I beg to move, That the Bill be now read the Third time.
I thank all Members for the valuable insight that they have provided throughout the Bill’s passage so far. Their expert scrutiny has gone a long way towards ensuring that it reaches the statute book in good shape.
Indeed, my officials suggested that I describe it as being “in good NIC”—[Hon. Members: “Oh dear!”]—but I thought better of it.
Such has been the level of scrutiny and insight contributed by Members that I shall give the House only a brief reminder of the five main measures in the Bill. The first is a measure to help both to remove barriers to growth for businesses and to equip the United Kingdom to compete in the global race. In this year’s Budget, my right hon. Friend the Chancellor of the Exchequer announced the creation of a new £2,000 employment allowance, which will come into effect on 6 April 2014. The objective is to help businesses with the cost of employing their staff. The allowance will help thousands of small businesses that aspire to grow, and is set to benefit more than 1 million employers.
The second measure was introduced this afternoon. In last week’s autumn statement, the Chancellor announced our proposal, in effect, to abolish employers’ secondary class 1 national insurance contributions on the earnings of any employee under the age of 21 up to the level of the upper earnings limit on 6 April 2015. That will substantially reduce the fiscal burden of secondary class 1 NICs, and thus support youth employment. As the figures in the autumn statement made clear, we estimate that about 340,000 employers could benefit to the tune of more than £450 million in 2015-16, and that the figure could rise to about £530 million in 2018-19. This is another measure that will make it cheaper and easier for businesses to employ young people, and I am sure that it will be welcomed, as a latecomer, by Members in all parts of the House. I appreciate the support that it has received this afternoon.
Thirdly, we have introduced provisions relating to the general anti-abuse rule, or GAAR. We announced in last year’s Budget that we had accepted the recommendations of the Aaronson review, and would introduce a GAAR targeted at abusive tax avoidance schemes. The GAAR was introduced in part 5 of the Finance Act 2013, and has been in force since July. The Bill ensures that it will apply to NICs. While the extension to NICs is a relatively simple measure, it is an important step because it makes it harder for individuals and businesses to avoid paying what they owe.

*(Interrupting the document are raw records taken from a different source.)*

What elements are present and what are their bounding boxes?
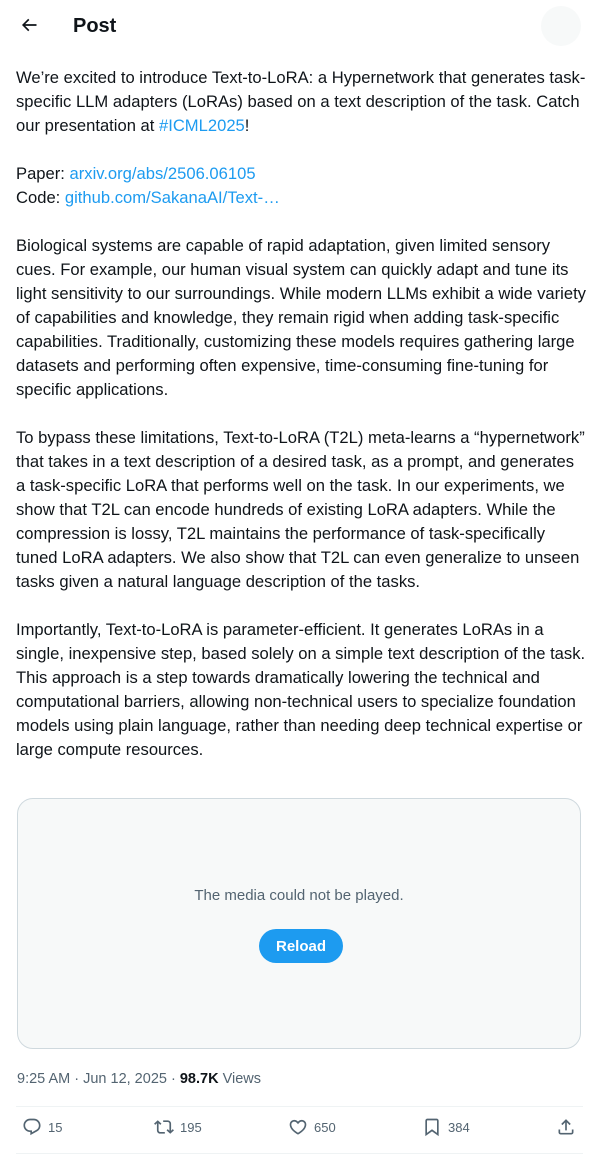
post-body: We’re excited to introduce Text-to-LoRA:…	[16, 66, 586, 762]
post-paragraph-2: Biological systems are capable of rapid …	[16, 236, 586, 399]
reply-count: 15	[48, 1119, 63, 1135]
repost-count: 195	[180, 1119, 202, 1135]
post-paragraph-4: Importantly, Text-to-LoRA is parameter-e…	[16, 620, 586, 759]
like-icon	[289, 1119, 307, 1135]
page-title: Post	[73, 15, 117, 37]
bookmark-button[interactable]: 384	[422, 1117, 470, 1137]
post-links: Paper: arxiv.org/abs/2506.06105 Code: git…	[16, 162, 586, 210]
media-error-message: The media could not be played.	[194, 887, 404, 904]
arrow-left-icon	[21, 18, 37, 32]
action-bar: 15 195 650 384	[16, 1107, 583, 1153]
post-paragraph-3: To bypass these limitations, Text-to-LoR…	[16, 428, 585, 591]
post-time[interactable]: 9:25 AM	[17, 1071, 70, 1087]
repost-icon	[154, 1120, 174, 1134]
paper-label: Paper:	[16, 164, 70, 183]
code-link[interactable]: github.com/SakanaAI/Text-…	[65, 188, 280, 207]
meta-separator: ·	[70, 1071, 84, 1087]
header-placeholder	[541, 6, 581, 46]
reload-button[interactable]: Reload	[259, 929, 343, 963]
bookmark-count: 384	[448, 1119, 470, 1135]
share-button[interactable]	[556, 1117, 576, 1137]
like-button[interactable]: 650	[288, 1117, 336, 1137]
post-paragraph-intro: We’re excited to introduce Text-to-LoRA:…	[16, 66, 586, 138]
meta-separator: ·	[166, 1071, 180, 1087]
paper-link[interactable]: arxiv.org/abs/2506.06105	[70, 164, 256, 183]
share-icon	[558, 1119, 574, 1135]
reply-button[interactable]: 15	[22, 1117, 62, 1137]
repost-button[interactable]: 195	[154, 1117, 202, 1137]
like-count: 650	[314, 1119, 336, 1135]
header: Post	[0, 0, 599, 53]
post-meta: 9:25 AM · Jun 12, 2025 · 98.7K Views	[17, 1069, 261, 1089]
back-button[interactable]	[12, 8, 46, 42]
code-label: Code:	[16, 188, 65, 207]
media-player: The media could not be played. Reload	[17, 798, 581, 1049]
intro-end: !	[244, 116, 250, 135]
reply-icon	[23, 1118, 41, 1136]
post-date[interactable]: Jun 12, 2025	[83, 1071, 167, 1087]
views-count: 98.7K	[179, 1071, 219, 1087]
views-label: Views	[218, 1071, 261, 1087]
bookmark-icon	[425, 1118, 439, 1137]
hashtag-link[interactable]: #ICML2025	[159, 116, 245, 135]
intro-text: We’re excited to introduce Text-to-LoRA:…	[16, 68, 586, 135]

The fourth main provision concerns oil and gas workers on the UK continental shelf. In this year’s Budget, the Chancellor announced that the Government would strengthen legislation in respect of offshore employment intermediaries. The measure, which has been subject to consultation, is specifically intended to address the non-payment of employers’ national insurance in the oil and gas industry, involving the placement of employers of oil and gas workers who are working on the UK continental shelf outside the United Kingdom.

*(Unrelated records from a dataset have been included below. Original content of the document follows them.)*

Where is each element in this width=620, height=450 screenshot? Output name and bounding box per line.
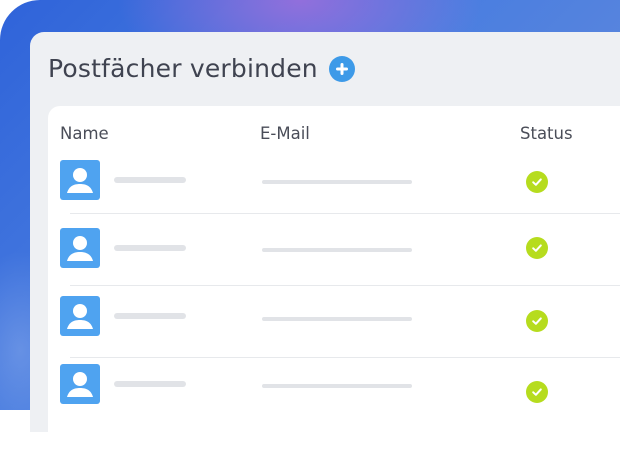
table-row[interactable] (48, 296, 620, 366)
user-avatar-icon (60, 296, 100, 336)
column-header-name: Name (60, 124, 109, 143)
table-row[interactable] (48, 156, 620, 226)
name-placeholder (114, 245, 186, 251)
name-placeholder (114, 313, 186, 319)
row-divider (70, 357, 620, 358)
user-avatar-icon (60, 160, 100, 200)
page-title: Postfächer verbinden (48, 54, 318, 83)
status-check-icon (526, 237, 548, 259)
email-placeholder (262, 384, 412, 388)
plus-icon (335, 62, 348, 75)
column-header-email: E-Mail (260, 124, 310, 143)
column-header-status: Status (520, 124, 573, 143)
panel-header: Postfächer verbinden (48, 54, 355, 83)
row-divider (70, 213, 620, 214)
email-placeholder (262, 180, 412, 184)
name-placeholder (114, 177, 186, 183)
user-avatar-icon (60, 228, 100, 268)
table-row[interactable] (48, 364, 620, 434)
user-avatar-icon (60, 364, 100, 404)
status-check-icon (526, 310, 548, 332)
mailbox-panel: Postfächer verbinden Name E-Mail Status (30, 32, 620, 436)
status-check-icon (526, 171, 548, 193)
name-placeholder (114, 381, 186, 387)
mailbox-table: Name E-Mail Status (48, 106, 620, 436)
email-placeholder (262, 317, 412, 321)
row-divider (70, 285, 620, 286)
status-check-icon (526, 381, 548, 403)
email-placeholder (262, 248, 412, 252)
add-mailbox-button[interactable] (328, 55, 355, 82)
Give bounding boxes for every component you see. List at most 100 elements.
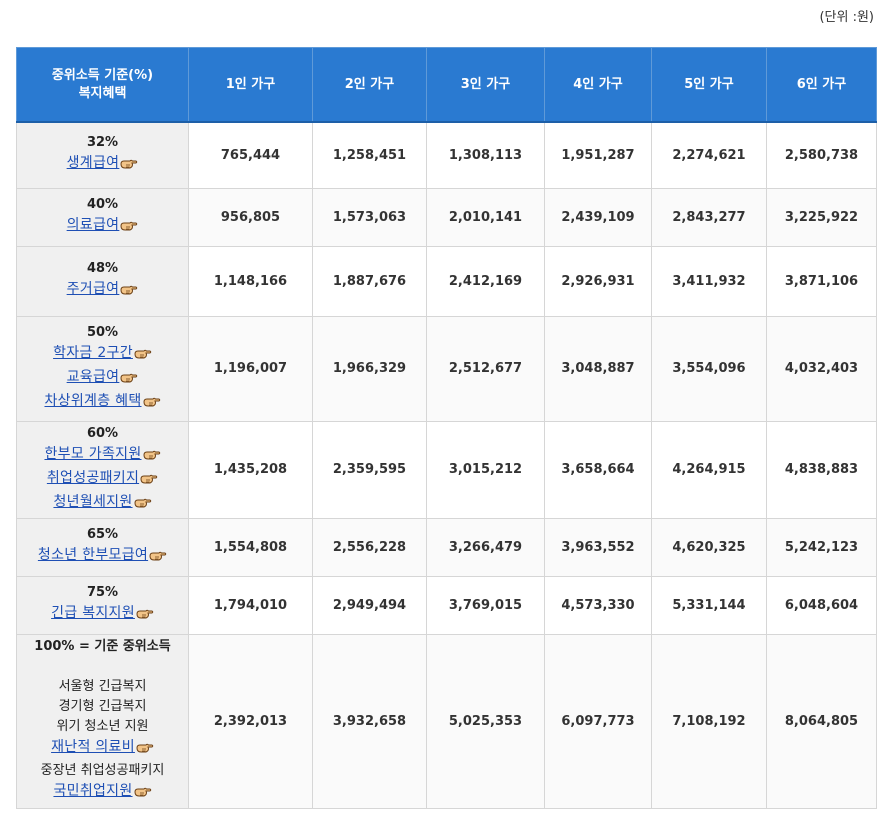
- benefit-link[interactable]: 생계급여: [67, 155, 120, 171]
- percent-label: 75%: [86, 585, 119, 600]
- row-label-cell: 50% 학자금 2구간교육급여차상위계층 혜택: [16, 315, 189, 422]
- income-value-cell: 1,554,808: [188, 517, 313, 577]
- row-label-cell: 48% 주거급여: [16, 245, 189, 317]
- pointing-hand-icon: [136, 607, 154, 627]
- income-value-cell: 5,025,353: [426, 633, 545, 809]
- benefit-text: 서울형 긴급복지: [58, 679, 147, 694]
- income-value-cell: 2,274,621: [651, 121, 767, 189]
- percent-label: 65%: [86, 527, 119, 542]
- benefit-link[interactable]: 의료급여: [67, 217, 120, 233]
- pointing-hand-icon: [140, 472, 158, 492]
- income-value-cell: 8,064,805: [766, 633, 877, 809]
- income-value-cell: 1,966,329: [312, 315, 427, 422]
- column-header: 3인 가구: [426, 47, 545, 123]
- benefit-link-line: 국민취업지원: [17, 781, 188, 805]
- pointing-hand-icon: [134, 496, 152, 516]
- benefit-link[interactable]: 긴급 복지지원: [51, 605, 135, 621]
- column-header: 2인 가구: [312, 47, 427, 123]
- income-value-cell: 1,435,208: [188, 420, 313, 519]
- header-row: 중위소득 기준(%) 복지혜택 1인 가구 2인 가구 3인 가구 4인 가구 …: [16, 47, 877, 123]
- benefit-link[interactable]: 교육급여: [67, 369, 120, 385]
- pointing-hand-icon: [136, 741, 154, 761]
- income-value-cell: 1,951,287: [544, 121, 652, 189]
- benefit-link-line: 학자금 2구간: [17, 343, 188, 367]
- table-row: 50% 학자금 2구간교육급여차상위계층 혜택 1,196,007 1,966,329…: [16, 315, 877, 422]
- benefit-link[interactable]: 차상위계층 혜택: [44, 393, 141, 409]
- income-value-cell: 3,411,932: [651, 245, 767, 317]
- benefit-link[interactable]: 청년월세지원: [53, 494, 132, 510]
- benefit-link[interactable]: 주거급여: [67, 281, 120, 297]
- income-value-cell: 765,444: [188, 121, 313, 189]
- benefit-text: 경기형 긴급복지: [58, 699, 147, 714]
- pointing-hand-icon: [149, 549, 167, 569]
- benefit-link-line: 한부모 가족지원: [17, 444, 188, 468]
- income-value-cell: 6,048,604: [766, 575, 877, 635]
- percent-label: 50%: [86, 324, 119, 340]
- benefit-link[interactable]: 학자금 2구간: [53, 345, 133, 361]
- income-value-cell: 3,015,212: [426, 420, 545, 519]
- benefit-link[interactable]: 청소년 한부모급여: [38, 547, 148, 563]
- income-value-cell: 3,769,015: [426, 575, 545, 635]
- income-value-cell: 956,805: [188, 187, 313, 247]
- income-value-cell: 3,658,664: [544, 420, 652, 519]
- percent-label: 32%: [86, 135, 119, 151]
- benefit-link-line: 주거급여: [17, 279, 188, 303]
- income-value-cell: 5,242,123: [766, 517, 877, 577]
- income-value-cell: 4,838,883: [766, 420, 877, 519]
- income-value-cell: 1,308,113: [426, 121, 545, 189]
- corner-header-line: 복지혜택: [78, 85, 127, 101]
- benefit-link-line: 생계급여: [17, 153, 188, 177]
- benefit-link[interactable]: 한부모 가족지원: [44, 446, 141, 462]
- row-label-cell: 32% 생계급여: [16, 121, 189, 189]
- percent-label: 40%: [86, 197, 119, 212]
- income-value-cell: 1,148,166: [188, 245, 313, 317]
- corner-header-line: 중위소득 기준(%): [51, 67, 154, 83]
- income-value-cell: 3,932,658: [312, 633, 427, 809]
- pointing-hand-icon: [120, 283, 138, 303]
- benefit-link-line: 의료급여: [17, 215, 188, 239]
- income-value-cell: 2,392,013: [188, 633, 313, 809]
- benefit-text: 중장년 취업성공패키지: [40, 763, 165, 778]
- table-row: 60% 한부모 가족지원 취업성공패키지 청년월세지원 1,435,208 2,359,5…: [16, 420, 877, 519]
- benefit-link-line: 청년월세지원: [17, 492, 188, 516]
- pointing-hand-icon: [142, 395, 161, 415]
- table-row: 75% 긴급 복지지원 1,794,010 2,949,494 3,769,015 4,5…: [16, 575, 877, 635]
- column-header: 4인 가구: [544, 47, 652, 123]
- pointing-hand-icon: [120, 157, 138, 177]
- row-label-cell: 100% = 기준 중위소득 서울형 긴급복지 경기형 긴급복지 위기 청소년 지원 재…: [16, 633, 189, 809]
- income-value-cell: 3,048,887: [544, 315, 652, 422]
- pointing-hand-icon: [134, 785, 152, 805]
- income-value-cell: 1,196,007: [188, 315, 313, 422]
- income-value-cell: 1,258,451: [312, 121, 427, 189]
- income-value-cell: 5,331,144: [651, 575, 767, 635]
- column-header: 5인 가구: [651, 47, 767, 123]
- income-value-cell: 1,573,063: [312, 187, 427, 247]
- income-value-cell: 3,225,922: [766, 187, 877, 247]
- benefit-link-line: 취업성공패키지: [17, 468, 188, 492]
- pointing-hand-icon: [134, 347, 152, 367]
- table-row: 40% 의료급여 956,805 1,573,063 2,010,141 2,439,10…: [16, 187, 877, 247]
- pointing-hand-icon: [142, 448, 161, 468]
- percent-label: 48%: [86, 261, 119, 276]
- income-value-cell: 2,843,277: [651, 187, 767, 247]
- percent-label: 60%: [86, 425, 119, 441]
- income-value-cell: 2,556,228: [312, 517, 427, 577]
- median-income-table: 중위소득 기준(%) 복지혜택 1인 가구 2인 가구 3인 가구 4인 가구 …: [16, 47, 877, 809]
- row-label-cell: 40% 의료급여: [16, 187, 189, 247]
- table-row: 32% 생계급여 765,444 1,258,451 1,308,113 1,951,28…: [16, 121, 877, 189]
- income-value-cell: 3,266,479: [426, 517, 545, 577]
- income-value-cell: 4,620,325: [651, 517, 767, 577]
- benefit-link[interactable]: 재난적 의료비: [51, 739, 135, 755]
- income-value-cell: 2,010,141: [426, 187, 545, 247]
- income-value-cell: 4,032,403: [766, 315, 877, 422]
- benefit-link[interactable]: 국민취업지원: [53, 783, 132, 799]
- income-value-cell: 2,512,677: [426, 315, 545, 422]
- row-label-cell: 65% 청소년 한부모급여: [16, 517, 189, 577]
- income-value-cell: 4,573,330: [544, 575, 652, 635]
- row-label-cell: 75% 긴급 복지지원: [16, 575, 189, 635]
- income-value-cell: 7,108,192: [651, 633, 767, 809]
- income-value-cell: 3,963,552: [544, 517, 652, 577]
- row-label-cell: 60% 한부모 가족지원취업성공패키지청년월세지원: [16, 420, 189, 519]
- benefit-link[interactable]: 취업성공패키지: [47, 470, 139, 486]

Fifth and finally, the Bill contains provisions relating to HMRC’s partnership review. The Government propose two sets of changes. The first is intended to address an issue that can arise from the interaction of the alternative investment fund managers directive and the existing partnership tax rules. The second reclassifies certain limited liability partnership members as employed earners for tax and national insurance purposes to tackle the disguising of employment relationships through LLPs. Together, those changes will ensure that the correct NIC consequences follow the planned changes in the taxation of partnerships.
The Bill is both important and necessary. I am sure that all Members will recognise that every one of the measures that I have described will either make employing people easier, or will make avoiding taxes harder. The Bill will be good for growth, good for jobs, and hence good for the United Kingdom. On that basis, I commend it wholeheartedly to the House.